Pine Island

Geography
- Location: Lee County, Florida
- Coordinates: 26°33′33″N 82°05′59″W﻿ / ﻿26.55917°N 82.09972°W
- Adjacent to: Gulf of Mexico

Administration
- United States
- State: Florida
- County: Lee

= Pine Island (Lee County, Florida) =

Island in the United States of America

Pine Island is the largest island on the Gulf Coast of peninsular Florida in the United States. Located in Lee County, on the Gulf of Mexico coast of southwest Florida, it is also the 118th largest island in the United States. The Intracoastal Waterway passes through Pine Island Sound, to the west of the island. Matlacha Pass runs between Pine Island and the mainland. Pine Island lies west of Cape Coral. For many years, Pine Island was a major commercial fishing community and many of its full-time residents still fish commercially today.

==Geography==
Unlike the sandy barrier islands of Sanibel to the south, Captiva to the southwest, and North Captiva to the west, Pine Island has no large beach and is made from the same coral rock as the mainland. Pine Island is surrounded by mangroves and includes three aquatic preserves. Residents and visitors are attracted to Pine Island's natural rural character, fishing, and boating. Pine Island is mostly zoned as agricultural land; some visitors travel more than a hundred miles to purchase tropical fruit such as lychee and mangos grown and sold on Pine Island.

==Communities==
Pine Island is home to four unincorporated towns: Pine Island Center, St. James City, Bokeelia, and Pineland. Matlacha also is considered one of the communities, but is on its own small island. Pine Island has a small town atmosphere, with no traffic lights and mostly agricultural zoning. The Greater Matlacha and Pine Island community has its own fire control district with an elected 5-person commission, marinas, shops, and fine casual restaurants. According to the 2000 census, the population of Pine Island is about 9000, however, the population varies seasonally, Pine Island being a winter home for many of its residents. Utilities are provided by LCEC for electricity and Pine Island Water Association (a private member coop). Cable TV is provided by Comcast and/or any of the various satellite providers.

Pine Island Center is located at the intersection of Pine Island and Stringfellow Roads. Pine Island Road (County Road 78) is the only road that leads to the mainland. Pine Island Center is the location of the island's two large grocery stores, along with an elementary school, library, museum, swimming pool, and a large park. Sixteen-mile-long Stringfellow Road (County Road 767) is Pine Island's main road and connects St. James City on the south end of the island with Bokeelia and Pineland on the north side of the island. St. James City, Pine Island's most heavily populated area, offers a splendid view of Sanibel Island and the Sanibel Causeway.

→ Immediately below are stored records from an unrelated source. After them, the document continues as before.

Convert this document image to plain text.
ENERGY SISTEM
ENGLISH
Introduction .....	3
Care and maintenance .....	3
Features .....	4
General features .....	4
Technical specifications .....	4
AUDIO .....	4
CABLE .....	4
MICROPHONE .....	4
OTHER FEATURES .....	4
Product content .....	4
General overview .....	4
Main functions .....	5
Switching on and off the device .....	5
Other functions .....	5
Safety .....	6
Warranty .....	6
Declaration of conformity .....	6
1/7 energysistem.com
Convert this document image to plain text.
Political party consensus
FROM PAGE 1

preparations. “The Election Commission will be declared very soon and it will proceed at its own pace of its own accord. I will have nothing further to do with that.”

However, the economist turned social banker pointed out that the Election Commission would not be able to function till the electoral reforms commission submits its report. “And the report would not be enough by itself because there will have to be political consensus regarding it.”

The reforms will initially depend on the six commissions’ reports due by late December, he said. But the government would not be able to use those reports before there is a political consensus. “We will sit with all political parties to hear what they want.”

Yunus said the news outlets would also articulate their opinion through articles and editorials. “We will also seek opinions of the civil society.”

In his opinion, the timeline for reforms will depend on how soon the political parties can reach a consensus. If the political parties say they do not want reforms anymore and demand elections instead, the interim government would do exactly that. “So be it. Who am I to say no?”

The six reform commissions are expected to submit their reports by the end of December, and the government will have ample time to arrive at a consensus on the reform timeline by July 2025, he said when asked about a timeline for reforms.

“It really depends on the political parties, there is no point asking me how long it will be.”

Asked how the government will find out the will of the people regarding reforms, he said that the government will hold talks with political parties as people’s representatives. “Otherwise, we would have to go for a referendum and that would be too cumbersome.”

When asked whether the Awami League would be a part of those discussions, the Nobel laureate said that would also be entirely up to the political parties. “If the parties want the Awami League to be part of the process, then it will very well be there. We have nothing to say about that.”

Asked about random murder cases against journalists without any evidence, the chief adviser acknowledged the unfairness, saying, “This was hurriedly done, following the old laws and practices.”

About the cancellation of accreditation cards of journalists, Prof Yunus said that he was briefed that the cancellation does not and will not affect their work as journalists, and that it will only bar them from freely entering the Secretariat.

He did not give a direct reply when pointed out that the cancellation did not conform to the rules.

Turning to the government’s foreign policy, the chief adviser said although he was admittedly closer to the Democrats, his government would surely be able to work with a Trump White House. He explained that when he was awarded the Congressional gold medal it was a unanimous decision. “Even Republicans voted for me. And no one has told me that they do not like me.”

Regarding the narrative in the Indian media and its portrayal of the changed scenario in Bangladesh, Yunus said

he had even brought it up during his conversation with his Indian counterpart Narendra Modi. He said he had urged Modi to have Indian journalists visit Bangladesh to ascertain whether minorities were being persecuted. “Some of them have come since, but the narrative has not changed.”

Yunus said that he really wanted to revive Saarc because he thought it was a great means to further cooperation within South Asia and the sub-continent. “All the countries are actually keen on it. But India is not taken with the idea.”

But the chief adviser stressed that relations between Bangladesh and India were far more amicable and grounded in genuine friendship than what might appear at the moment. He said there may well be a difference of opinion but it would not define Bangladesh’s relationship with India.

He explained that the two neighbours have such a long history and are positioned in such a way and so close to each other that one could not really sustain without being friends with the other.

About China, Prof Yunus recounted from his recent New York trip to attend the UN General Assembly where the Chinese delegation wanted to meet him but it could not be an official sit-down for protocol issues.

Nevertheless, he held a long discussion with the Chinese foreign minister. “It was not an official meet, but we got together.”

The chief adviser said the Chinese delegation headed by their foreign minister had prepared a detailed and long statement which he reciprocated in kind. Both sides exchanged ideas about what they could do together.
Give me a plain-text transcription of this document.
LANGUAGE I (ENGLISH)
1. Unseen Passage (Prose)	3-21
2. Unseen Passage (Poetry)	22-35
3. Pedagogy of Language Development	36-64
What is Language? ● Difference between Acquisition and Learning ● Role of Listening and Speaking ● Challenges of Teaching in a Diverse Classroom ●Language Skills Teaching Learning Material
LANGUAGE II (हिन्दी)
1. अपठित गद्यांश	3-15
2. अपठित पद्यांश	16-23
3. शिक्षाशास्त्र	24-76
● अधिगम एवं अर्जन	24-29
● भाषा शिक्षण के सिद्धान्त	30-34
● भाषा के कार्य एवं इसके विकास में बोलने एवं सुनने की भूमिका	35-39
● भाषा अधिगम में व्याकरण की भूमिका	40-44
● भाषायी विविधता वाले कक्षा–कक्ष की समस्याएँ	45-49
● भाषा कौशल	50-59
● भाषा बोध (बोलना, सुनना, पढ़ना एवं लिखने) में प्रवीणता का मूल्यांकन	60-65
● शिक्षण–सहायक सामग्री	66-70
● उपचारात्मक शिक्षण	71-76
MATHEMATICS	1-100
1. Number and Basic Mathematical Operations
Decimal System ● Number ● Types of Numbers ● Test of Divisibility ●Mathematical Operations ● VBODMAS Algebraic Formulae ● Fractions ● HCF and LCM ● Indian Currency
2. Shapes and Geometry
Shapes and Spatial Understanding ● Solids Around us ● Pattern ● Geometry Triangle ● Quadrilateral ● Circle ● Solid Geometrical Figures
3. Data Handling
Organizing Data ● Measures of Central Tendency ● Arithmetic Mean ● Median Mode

Bokeelia extends to the far northern tip of Pine Island, ending at tiny Bokeelia Island, which is accessed by a small bridge. Bokeelia is at the mouth of Charlotte Harbor. On clear days one can see across the water to Cape Haze and Boca Grande Pass where the gulf meets the harbor. Pineland is also on the northern portion of Pine Island, west off Stringfellow Road, about halfway between Pine Island Center and Bokeelia. Pineland features a golf course and country club.

East of Pine Island Center, along a two-mile (3 km) stretch of Pine Island Road, is Little Pine Island. Little Pine Island is a 4700 acre development-free wildlife preserve and the former location of a sewer treatment plant. The island community of Matlacha (pronounced "mat-luh-SHAY") is east of Little Pine Island and west of the city of Cape Coral on the mainland. The Matlacha Pass Bridge, a small drawbridge nicknamed "The fishingest bridge in the world", almost always is occupied by fishermen. Matlacha also has a large park and pier, as well as several shops, bars, and restaurants.

==History==
The Pineland Archeological District near the community of Pineland includes many shell mounds on a site of more than 100 acre, the remains of a Calusa village that was located at the site for more than 1500 years. The Rendell Research Center in the district is dedicated to learning and teaching the archaeology, history, and ecology of Southwest Florida and the culture of the Calusa people.

==Ecology==
Pine Island is also home to Matlacha Pass National Wildlife Refuge. Little Pine Island is a state-owned wildlife refuge, currently being restored to its natural state by the elimination of the development features that had been built on the island. Ospreys, herons, egrets, ibises, and roseate spoonbills often are seen on the island, as well as owls, hawks, bald eagles, and many songbirds.

The local form of the marsh rice rat has been recognized in some classifications as a separate subspecies, Oryzomys palustris planirostris.

==Hurricanes==
Pine Island was significantly affected in 2004 when Hurricane Charley passed through the area. In 2022, Hurricane Ian devastated the island, also causing major damage to the bridge leading to the mainland. The storm caused vital damage to the island's power grid, and it required being rebuilt into March 2023, months after the hurricane hit.